Nicolas Poirier, Chief Scientific Officer of OSE Immunotherapeutics, comments: "We are very happy to have been selected by Microsoft to join their Biotech & Deeptech support program and we warmly thank the organizers. This collaboration confirms that OSE perfectly fits the target of the most cuttingedge biotechs by pairing its scientific skills and expertise in artificial intelligence and algorithmic approach to develop immunotherapies based on breakthrough innovations and to meet unmet medical needs in immunooncology and immuno-inflammation."

Since 2019, OSE Immunotherapeutics has been collaborating with MAbSilico, a DeepTech-Bio company specializing in artificial intelligence (AI) algorithms and machine learning to accelerate the research and characterization of therapeutic antibodies.

Since 2021, OSE has benefitted from privileged access to the MAbFactory platform which centralizes MAbSilico’s innovative solutions based on AI. MAbFactory is deployed in the Microsoft Azure cloud with the access to an automatic and autonomous use to support the development of new antibodies and therapeutic proteins.

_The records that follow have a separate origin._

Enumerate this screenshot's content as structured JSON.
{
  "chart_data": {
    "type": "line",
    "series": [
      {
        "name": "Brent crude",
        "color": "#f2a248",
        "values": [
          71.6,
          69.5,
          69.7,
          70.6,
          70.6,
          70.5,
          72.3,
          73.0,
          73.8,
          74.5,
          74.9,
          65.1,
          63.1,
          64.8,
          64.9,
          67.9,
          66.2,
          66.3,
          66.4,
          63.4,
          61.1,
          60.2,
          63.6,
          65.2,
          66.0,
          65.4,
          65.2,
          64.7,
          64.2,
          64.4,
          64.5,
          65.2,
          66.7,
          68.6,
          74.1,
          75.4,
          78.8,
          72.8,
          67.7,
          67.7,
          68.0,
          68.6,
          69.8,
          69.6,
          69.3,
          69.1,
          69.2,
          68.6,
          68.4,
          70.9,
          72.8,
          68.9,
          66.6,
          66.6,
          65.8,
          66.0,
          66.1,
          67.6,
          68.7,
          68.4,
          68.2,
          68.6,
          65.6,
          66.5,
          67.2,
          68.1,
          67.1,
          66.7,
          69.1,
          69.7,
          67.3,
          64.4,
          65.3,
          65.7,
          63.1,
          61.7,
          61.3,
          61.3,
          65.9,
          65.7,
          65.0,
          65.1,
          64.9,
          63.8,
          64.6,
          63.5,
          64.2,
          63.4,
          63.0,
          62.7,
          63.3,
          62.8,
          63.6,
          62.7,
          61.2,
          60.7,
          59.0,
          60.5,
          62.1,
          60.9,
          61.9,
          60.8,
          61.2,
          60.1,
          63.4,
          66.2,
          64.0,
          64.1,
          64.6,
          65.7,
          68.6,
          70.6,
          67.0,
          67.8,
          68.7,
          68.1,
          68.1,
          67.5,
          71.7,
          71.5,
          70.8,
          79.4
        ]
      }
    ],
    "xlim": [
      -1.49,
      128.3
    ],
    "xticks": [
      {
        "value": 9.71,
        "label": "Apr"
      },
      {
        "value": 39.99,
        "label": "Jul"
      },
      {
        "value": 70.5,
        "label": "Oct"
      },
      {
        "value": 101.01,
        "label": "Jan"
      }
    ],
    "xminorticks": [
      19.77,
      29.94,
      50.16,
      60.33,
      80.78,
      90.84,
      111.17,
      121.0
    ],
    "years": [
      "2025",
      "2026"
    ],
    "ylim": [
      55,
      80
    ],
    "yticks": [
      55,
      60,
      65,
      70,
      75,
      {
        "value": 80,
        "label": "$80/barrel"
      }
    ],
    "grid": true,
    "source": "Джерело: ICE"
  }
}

The expertise of OSE’s R&D teams combined with MAbSilico’s AI platform is being used to successfully guide the discovery, the characterization and the optimization of new molecules, reducing both the time of development and the risk of failure in the preclinical testing.

The collaboration between the biotech OSE Immunotherapeutics, the Tech-Bio MAbSilico and the technology provider Microsoft reflects the interest of the Microsoft’s biotech program and will enable to strengthen and to go further in the deployment of a research based on AI, at the crossroads of this fruitful partnership between a Biotech and a Deeptech.